Hey all
I’m working with a custom programming language inside Cursor, and I’ve got a setup that includes:
- A working Tree-sitter grammar, integrated as an extension (syntax highlighting works)
- A language server (LSP) using
glspc
, also based on the same Tree-sitter grammar
From what I’ve seen in Codebase indexing VS chat with codebase, Cursor splits code into syntactically meaningful chunks using Tree-sitter and uses those chunks to compute embeddings for its indexing system (used in @codebase
, completions, explanations, etc.).
However, I’m not sure if this leverages the Tree-sitter grammar provided by a custom extension, or instead uses an internal Tree-sitter parser that’s general-purpose for all languages.
So I’d love some clarification on how much the quality and structure of my Tree-sitter grammar actually affects Cursor’s indexing.
Here’s what I’m trying to figure out:
- How important is the level of structural detail in the grammar?
- If my grammar produces deeper and more specific trees (vs. shallow or generic rules), does that give Cursor more semantic precision?
- Do finer-grained distinctions between constructs help the indexer better understand the codebase?
- How important are the actual node names?
- Are there specific node names Cursor expects or prioritizes (e.g.,
function_definition
)? - Or is it mostly pattern-based or positional?

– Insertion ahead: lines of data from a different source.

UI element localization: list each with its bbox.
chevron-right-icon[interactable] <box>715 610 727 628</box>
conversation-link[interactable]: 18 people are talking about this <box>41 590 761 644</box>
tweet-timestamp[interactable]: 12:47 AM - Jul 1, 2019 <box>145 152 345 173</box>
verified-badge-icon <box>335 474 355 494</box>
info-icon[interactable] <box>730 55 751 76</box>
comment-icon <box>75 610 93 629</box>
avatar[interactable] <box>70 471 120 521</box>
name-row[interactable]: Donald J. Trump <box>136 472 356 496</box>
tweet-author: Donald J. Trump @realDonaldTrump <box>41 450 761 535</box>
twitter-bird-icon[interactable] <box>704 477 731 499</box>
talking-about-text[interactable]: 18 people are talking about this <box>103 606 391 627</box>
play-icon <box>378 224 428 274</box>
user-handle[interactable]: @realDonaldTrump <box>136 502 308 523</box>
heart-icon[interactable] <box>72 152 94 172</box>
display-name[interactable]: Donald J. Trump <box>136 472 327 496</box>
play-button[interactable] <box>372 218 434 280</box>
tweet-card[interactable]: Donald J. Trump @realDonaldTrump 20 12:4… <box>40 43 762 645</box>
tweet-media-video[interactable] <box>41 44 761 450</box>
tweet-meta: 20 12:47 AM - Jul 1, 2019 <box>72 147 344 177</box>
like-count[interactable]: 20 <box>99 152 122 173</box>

- For example, will Cursor index better if I define nodes like:
function_definition
instead ofunit
doc_comment
orcomment
instead ofcomm
import_statement
instead ofmacro
- I’m also assuming — and would like to confirm — that Cursor uses the internal VSCode LSP framework under the hood, which (as far as I know) may rely on Tree-sitter for tokenization and syntax parsing. Is that correct?
Would really appreciate any insight from the team or anyone who’s worked with custom languages in Cursor. Just trying to understand how much control I have by refining the grammar.js
file.
Thanks a lot!
Let me know if you’d like to cross-post this to GitHub Discussions or a Discord community — or want help tracking responses.